The following issues are resolved in this release:
  • vShield Manager Cross-Site Request Forgery vulnerability
    The vShield Manager interface has a Cross-Site Request Forgery vulnerability. This flaw allows for inadvertently forwarding of requests to the server in case the logged-on user is tricked into visiting a malicious link. The Common Vulnerabilities and Exposures project (cve.mitre.org) has assigned the name CVE-2012-1514 to this issue.
  • CLI setup command does not accept 12-bit IP addresses (461186)
    The vShield Zones CLI setup command did not accept 12-bit IP addresses (for example, 192.168.101.100) in the IP Address field. If you entered a 12-bit IP address, the following error message was returned: Invalid, please enter again. This was documented in KB 1013964.
  • VM Wall does not allow addition of rules for /26 subnet and subnets /16 and below (469544)
    VM Wall did not allow addition of rules that included a /26 IP address or /16 and below IP addresses.

Configuration Notes

Installation

  • Do Not Power On vShield Virtual Machine After Installation from OVF
    After installing the vShield OVF, do not power on the vShield virtual machine that was created. You must convert this virtual machine into a template. This template is referenced by the vShield Manager. vShield instances are powered on when installed from the vShield Manager.
  • Install VMware Tools on All vShield Zones Virtual Machines
    VMware Tools is a suite of utilities that improves the performance of guest operating systems and enhances virtual machine management. For best results, install VMware Tools in all of your vShield Zones virtual machines.
  • Installing vShield Zones in a vNetwork Distributed Switch Environment Requires Manual Installation
    If you plan to install vShield Zones in a vNetwork Distributed Switch environment, you must install each vShield agent instance manually.

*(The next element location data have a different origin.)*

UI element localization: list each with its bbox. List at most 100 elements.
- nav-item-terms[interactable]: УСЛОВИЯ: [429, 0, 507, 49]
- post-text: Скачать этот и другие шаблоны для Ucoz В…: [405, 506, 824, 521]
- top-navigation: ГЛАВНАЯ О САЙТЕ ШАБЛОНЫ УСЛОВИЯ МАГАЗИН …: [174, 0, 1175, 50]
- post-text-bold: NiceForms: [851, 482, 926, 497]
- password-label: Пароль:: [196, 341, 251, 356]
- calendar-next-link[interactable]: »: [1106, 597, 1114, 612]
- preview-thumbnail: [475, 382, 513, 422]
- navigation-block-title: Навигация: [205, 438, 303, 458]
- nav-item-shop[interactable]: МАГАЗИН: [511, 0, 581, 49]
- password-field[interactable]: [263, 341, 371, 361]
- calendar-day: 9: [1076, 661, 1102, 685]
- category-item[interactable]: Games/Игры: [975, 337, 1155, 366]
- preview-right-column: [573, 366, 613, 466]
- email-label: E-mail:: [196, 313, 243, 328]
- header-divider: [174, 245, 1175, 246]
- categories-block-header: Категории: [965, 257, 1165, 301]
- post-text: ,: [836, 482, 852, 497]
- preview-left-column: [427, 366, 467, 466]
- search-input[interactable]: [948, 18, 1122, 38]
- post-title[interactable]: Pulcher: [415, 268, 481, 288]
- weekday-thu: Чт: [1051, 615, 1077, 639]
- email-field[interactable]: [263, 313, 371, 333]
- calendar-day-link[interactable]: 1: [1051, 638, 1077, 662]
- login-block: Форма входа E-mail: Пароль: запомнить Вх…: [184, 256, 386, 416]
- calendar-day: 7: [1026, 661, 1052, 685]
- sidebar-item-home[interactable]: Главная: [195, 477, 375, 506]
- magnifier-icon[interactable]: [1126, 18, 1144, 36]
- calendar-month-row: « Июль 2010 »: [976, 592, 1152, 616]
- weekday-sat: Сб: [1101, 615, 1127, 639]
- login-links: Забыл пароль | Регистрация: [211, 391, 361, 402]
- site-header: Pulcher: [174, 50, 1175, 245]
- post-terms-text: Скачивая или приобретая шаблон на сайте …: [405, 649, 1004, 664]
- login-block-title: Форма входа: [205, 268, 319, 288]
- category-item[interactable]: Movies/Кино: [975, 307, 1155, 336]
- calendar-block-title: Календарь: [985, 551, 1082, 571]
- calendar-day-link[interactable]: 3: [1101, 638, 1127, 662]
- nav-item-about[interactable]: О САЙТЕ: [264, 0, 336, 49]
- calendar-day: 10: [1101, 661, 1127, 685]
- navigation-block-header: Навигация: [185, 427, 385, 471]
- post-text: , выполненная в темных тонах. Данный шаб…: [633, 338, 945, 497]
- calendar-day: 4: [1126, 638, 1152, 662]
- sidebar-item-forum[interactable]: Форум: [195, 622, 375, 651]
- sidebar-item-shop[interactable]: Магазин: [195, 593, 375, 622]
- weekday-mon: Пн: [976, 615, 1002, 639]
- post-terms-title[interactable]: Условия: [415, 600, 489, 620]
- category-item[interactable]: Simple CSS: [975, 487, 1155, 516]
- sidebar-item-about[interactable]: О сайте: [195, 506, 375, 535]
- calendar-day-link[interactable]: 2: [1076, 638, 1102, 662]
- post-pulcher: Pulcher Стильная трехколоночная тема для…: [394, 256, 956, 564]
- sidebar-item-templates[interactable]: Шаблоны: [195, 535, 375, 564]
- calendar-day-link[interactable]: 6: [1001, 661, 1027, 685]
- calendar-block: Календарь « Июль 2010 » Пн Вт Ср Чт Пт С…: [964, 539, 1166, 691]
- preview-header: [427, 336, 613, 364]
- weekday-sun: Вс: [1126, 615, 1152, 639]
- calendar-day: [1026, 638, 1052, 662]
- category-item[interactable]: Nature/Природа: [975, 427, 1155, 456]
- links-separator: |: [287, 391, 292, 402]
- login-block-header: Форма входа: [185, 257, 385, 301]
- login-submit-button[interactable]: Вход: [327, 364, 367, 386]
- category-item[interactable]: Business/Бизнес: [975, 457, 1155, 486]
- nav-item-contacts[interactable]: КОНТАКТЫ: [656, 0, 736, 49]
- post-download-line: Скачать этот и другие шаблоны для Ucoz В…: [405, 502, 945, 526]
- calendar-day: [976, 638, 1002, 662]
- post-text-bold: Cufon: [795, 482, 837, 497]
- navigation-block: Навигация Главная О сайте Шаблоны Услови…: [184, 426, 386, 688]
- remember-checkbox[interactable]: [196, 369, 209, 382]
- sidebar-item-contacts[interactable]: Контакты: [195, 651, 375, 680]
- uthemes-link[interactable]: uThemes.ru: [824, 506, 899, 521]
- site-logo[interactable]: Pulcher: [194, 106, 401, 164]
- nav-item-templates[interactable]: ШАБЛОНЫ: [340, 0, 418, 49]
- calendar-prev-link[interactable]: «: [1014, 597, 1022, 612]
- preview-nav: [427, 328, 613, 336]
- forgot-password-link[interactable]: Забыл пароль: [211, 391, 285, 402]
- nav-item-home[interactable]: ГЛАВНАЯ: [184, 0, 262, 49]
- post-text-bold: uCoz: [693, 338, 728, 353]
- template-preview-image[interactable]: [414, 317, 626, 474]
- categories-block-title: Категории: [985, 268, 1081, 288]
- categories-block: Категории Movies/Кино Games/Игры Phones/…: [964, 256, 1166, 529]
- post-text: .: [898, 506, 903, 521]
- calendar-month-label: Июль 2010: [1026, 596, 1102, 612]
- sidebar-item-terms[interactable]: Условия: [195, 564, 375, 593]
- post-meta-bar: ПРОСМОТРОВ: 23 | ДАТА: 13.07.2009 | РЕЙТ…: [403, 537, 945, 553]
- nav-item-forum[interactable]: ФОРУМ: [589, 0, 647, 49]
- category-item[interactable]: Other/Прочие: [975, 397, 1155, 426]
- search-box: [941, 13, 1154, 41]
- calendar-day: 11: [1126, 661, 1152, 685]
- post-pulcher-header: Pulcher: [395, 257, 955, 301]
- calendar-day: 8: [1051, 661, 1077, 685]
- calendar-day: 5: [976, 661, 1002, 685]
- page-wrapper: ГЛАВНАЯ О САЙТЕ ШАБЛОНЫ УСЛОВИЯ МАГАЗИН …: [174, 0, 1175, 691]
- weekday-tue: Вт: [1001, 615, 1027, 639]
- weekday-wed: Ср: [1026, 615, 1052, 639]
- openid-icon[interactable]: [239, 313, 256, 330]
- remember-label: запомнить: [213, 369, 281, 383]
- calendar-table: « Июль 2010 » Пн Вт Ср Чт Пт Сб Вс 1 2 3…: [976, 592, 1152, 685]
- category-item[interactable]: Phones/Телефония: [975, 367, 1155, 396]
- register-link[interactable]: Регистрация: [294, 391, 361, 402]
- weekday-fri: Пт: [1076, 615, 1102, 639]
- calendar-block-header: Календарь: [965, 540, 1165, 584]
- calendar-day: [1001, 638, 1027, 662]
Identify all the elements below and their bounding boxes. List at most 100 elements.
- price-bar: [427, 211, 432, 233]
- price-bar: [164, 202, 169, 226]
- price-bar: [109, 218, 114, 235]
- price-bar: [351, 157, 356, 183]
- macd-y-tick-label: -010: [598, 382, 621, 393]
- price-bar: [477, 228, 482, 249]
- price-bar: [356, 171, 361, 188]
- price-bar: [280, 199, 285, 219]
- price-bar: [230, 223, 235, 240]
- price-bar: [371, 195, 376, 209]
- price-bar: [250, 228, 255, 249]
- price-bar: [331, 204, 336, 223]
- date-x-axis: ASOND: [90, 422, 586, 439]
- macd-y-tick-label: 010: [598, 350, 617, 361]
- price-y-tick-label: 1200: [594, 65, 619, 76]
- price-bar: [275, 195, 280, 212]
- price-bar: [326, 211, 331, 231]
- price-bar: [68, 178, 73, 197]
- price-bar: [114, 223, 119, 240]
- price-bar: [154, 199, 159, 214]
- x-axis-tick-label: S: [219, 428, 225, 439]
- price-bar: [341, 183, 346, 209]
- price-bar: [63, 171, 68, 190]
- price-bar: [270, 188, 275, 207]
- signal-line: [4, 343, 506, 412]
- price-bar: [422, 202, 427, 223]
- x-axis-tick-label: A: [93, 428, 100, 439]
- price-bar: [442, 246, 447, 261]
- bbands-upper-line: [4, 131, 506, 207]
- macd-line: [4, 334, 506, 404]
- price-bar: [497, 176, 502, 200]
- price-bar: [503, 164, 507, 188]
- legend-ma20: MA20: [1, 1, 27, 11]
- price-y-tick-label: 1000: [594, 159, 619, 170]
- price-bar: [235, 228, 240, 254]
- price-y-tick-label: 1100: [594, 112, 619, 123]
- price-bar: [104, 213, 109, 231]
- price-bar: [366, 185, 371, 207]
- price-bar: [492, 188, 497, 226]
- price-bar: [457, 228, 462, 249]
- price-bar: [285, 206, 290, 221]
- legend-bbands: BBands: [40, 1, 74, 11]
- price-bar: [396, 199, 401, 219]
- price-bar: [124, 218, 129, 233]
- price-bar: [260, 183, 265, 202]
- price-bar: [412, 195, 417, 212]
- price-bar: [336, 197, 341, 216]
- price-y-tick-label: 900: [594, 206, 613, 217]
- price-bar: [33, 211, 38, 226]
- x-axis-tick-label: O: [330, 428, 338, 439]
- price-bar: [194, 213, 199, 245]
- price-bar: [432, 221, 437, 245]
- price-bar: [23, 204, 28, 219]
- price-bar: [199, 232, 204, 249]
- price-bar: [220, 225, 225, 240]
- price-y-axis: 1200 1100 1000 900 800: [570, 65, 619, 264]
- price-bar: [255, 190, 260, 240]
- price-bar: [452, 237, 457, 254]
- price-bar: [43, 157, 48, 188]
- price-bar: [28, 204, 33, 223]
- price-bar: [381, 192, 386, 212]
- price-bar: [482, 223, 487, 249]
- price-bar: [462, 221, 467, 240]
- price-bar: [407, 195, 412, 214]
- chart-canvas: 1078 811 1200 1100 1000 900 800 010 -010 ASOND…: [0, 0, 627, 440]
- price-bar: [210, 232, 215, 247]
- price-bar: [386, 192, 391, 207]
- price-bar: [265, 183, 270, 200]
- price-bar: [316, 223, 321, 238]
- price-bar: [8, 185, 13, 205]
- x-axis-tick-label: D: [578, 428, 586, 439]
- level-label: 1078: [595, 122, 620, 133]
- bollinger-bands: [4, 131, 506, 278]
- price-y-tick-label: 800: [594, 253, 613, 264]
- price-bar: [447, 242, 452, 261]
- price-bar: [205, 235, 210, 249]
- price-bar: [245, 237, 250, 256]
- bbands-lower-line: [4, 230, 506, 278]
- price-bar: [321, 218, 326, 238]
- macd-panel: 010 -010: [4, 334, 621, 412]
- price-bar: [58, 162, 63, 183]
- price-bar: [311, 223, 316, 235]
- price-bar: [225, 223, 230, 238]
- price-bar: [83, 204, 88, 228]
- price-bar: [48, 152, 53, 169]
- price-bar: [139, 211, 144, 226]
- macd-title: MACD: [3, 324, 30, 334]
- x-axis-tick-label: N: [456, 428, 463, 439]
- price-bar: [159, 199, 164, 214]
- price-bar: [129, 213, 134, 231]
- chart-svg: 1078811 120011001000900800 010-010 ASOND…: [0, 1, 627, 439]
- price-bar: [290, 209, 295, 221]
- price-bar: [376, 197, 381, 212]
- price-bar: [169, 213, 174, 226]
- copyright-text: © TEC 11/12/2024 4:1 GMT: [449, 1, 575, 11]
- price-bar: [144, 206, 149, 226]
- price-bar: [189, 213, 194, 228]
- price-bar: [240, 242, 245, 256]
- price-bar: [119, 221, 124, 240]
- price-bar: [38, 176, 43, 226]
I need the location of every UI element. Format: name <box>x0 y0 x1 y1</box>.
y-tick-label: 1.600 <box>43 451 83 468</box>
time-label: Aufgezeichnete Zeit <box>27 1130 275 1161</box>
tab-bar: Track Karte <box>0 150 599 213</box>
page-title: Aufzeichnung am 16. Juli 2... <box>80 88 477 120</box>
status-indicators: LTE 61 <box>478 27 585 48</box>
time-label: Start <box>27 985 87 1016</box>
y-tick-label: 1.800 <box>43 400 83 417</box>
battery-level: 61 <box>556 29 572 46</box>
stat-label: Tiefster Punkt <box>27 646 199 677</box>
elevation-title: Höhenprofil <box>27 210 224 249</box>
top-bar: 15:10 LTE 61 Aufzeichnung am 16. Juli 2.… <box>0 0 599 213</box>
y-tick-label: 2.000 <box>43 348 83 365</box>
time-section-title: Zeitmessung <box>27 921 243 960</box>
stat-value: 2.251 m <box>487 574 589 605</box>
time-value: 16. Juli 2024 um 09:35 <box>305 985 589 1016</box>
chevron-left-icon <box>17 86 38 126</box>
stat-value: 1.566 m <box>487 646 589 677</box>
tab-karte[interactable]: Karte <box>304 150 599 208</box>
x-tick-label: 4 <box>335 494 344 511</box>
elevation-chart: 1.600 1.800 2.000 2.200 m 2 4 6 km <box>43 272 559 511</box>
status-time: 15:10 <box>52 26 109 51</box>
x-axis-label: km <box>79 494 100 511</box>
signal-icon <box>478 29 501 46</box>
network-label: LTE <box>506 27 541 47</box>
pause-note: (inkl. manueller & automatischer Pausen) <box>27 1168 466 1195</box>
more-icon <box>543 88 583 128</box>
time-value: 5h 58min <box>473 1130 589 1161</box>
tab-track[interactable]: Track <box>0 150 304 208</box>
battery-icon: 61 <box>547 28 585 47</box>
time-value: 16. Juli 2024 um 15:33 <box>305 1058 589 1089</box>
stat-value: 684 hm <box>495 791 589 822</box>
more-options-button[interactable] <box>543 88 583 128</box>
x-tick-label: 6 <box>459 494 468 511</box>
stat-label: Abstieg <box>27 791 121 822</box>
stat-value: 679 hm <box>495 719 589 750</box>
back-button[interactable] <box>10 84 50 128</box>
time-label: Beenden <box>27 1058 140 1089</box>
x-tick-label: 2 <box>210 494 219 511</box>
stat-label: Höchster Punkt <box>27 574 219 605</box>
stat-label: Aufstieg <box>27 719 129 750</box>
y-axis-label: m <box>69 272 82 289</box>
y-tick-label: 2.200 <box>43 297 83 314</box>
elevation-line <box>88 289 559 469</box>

Refer to the vShield Zones Administration Guide.

Role and Permissions

  • vShield Manager UI User Accounts Are Not Linked to CLI User Accounts
    The default user account for the vShield Manager user interface is not linked to the default CLI user account for a vShield Zones virtual machine. These accounts are managed separately. Also, the default CLI user account is unique to each vShield Zones virtual machine.

vSphere Client Plug-in

  • Registering the vShield Manager as a vSphere Client Plug-in
    You can register the vShield Manager user interface as a vSphere Client plug-in. You must close your vSphere Client session before sending the plug-in request from the vShield Manager user interface.

VM Flow

  • Clicking Delete All Flows Deletes All Traffic Statistics Permanently
    If you click Delete All Flows from the VM Flow tab for a datacenter container, all traffic sessions for that container are deleted permanently. Typically, this option is only used when moving your vShield Zones deployment from a lab environment to a production environment. If you must maintain a history of traffic sessions, do not use this feature.